IRVING, Texas – You might think that Roger Goodell has assembled a veritable “Dream Team” to carry the ball for the NFL when it comes to the slippery slope of investigations into personal conduct.
Consider the star power: B. Todd Jones is a former U.S. Attorney who was previously director of the Bureau of Alcohol, Tobacco, Firearms and Explosives. Cathy Lanier left her post as the police chief of Washington D.C. to join the NFL. Lisa Friel was once New York City’s prosecutor.
And the owner who chairs the league’s conduct committee, Arizona’s Michael Bidwill, brings some rich expertise as a former prosecutor, too.
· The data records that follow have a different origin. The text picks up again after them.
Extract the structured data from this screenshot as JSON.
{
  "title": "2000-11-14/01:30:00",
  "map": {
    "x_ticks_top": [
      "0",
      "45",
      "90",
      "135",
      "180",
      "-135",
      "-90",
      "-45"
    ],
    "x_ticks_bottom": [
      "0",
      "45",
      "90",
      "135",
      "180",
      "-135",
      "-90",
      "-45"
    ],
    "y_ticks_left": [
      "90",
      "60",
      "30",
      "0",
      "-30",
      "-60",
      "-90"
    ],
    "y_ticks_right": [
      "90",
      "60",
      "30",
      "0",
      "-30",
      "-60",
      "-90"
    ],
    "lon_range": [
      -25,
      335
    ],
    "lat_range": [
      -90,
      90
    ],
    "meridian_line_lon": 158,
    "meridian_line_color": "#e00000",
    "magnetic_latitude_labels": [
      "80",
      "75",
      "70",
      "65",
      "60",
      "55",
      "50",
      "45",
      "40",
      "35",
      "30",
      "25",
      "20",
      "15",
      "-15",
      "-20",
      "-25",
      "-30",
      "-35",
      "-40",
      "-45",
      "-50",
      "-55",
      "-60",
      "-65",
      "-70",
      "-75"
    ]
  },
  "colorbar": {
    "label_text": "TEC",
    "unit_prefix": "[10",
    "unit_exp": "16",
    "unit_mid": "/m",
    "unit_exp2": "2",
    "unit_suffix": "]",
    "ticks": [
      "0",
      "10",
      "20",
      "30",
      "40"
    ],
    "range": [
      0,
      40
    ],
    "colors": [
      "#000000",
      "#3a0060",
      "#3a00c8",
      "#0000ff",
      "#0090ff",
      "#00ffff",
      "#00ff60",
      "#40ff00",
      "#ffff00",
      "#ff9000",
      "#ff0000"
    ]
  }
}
Yet despite all of that experience and credibility, it may sometimes seem that the NFL has an ultimate “fantasy team” when it comes to getting to the bottom of real-world encounters that can leave such a stain on the league’s precious reputation.
As team owners gathered at a resort hotel near Dallas on Wednesday for a one-day meeting, the league vehemently defended its handling of the investigation into former Chiefs running back Kareem Hunt’s violence against a woman during a February incident at a Cleveland hotel – a case that broke open on Nov. 30 when TMZ released hotel surveillance camera video of the encounter.
Until that video became public, Hunt – who wasn’t arrested or charged after police responded to the woman’s 911 call – was a star for one of the league’s most explosive offenses.
Shortly after the video surfaced, Hunt was released by the Chiefs.
Yet it makes you wonder: If TMZ can get the video, why can’t the NFL save itself some embarrassment and get the footage itself?
The NFL won’t pay for it. Not then. Not now. Not tomorrow. Or so they declare.
“That is not likely at all,” Jones told reporters when asked if he could imagine any scenario where the league would pay for evidence. “To become mercenary and pay for videos opens up a Pandora’s Box of all kinds of opportunities and things that may come to us from not just surveillance videos in public places, or surveillance videos in residences, but you’re talking about the world of social media and everybody on a smartphone.
“TMZ is in the business of paying for people’s smartphone (material) for a fee, for service. And the NFL’s not going there.”
That’s a solid principle. Of course, the NFL doesn’t have subpoena power and its security agents, as Bidwill reminded, can’t make arrests.
Besides, paying for video would be encouraging people in some, if not many cases, to break the law by stealing from employers.
As Goodell echoed, “We’re not going to do it by corrupting people, by trying to bribe people. That’s not what we do.”
Of course, that moral ground probably wasn’t what former Panthers owner Jerry Richardson stood on when, according to Sports Illustrated, he made financial payments to former employees who accused him of workplace misconduct.
Then again, Richardson is out of the league, forced to sell his franchise (with mega millions in profit) after the scandal became public. But the details that were revealed about his case surely suggest that sometimes powerful people and organizations pay in order to save face.
Still, when it comes to NFL and investigations into personal conduct – beefed up with personnel, resources and policy after TMZ’s 2014 release of the inside-the-elevator video of Ray Rice knocking out then-fiancee Janay Palmer – there’s not much choice in eschewing a pay-per-view pattern. It’s just that the risk includes the embarrassments such as Hunt's case.
Even so, while Goodell and Co. contend that they are continuing to learn lessons, it seems strange that league investigators – knowing that some form of video existed – did not interview Hunt early in the process as the Chiefs did.
Jones maintained, “People in the business understand that you don’t sit down with the subject until you have a fuller handle on the facts because you’ve got to be able to ask some intelligent questions beyond, ‘Were you there and did you do anything?’ “
No doubt, four years after the NFL unveiled at this very site a tougher, comprehensive personal conduct policy and domestic violence policy, there are so many more lessons to learn.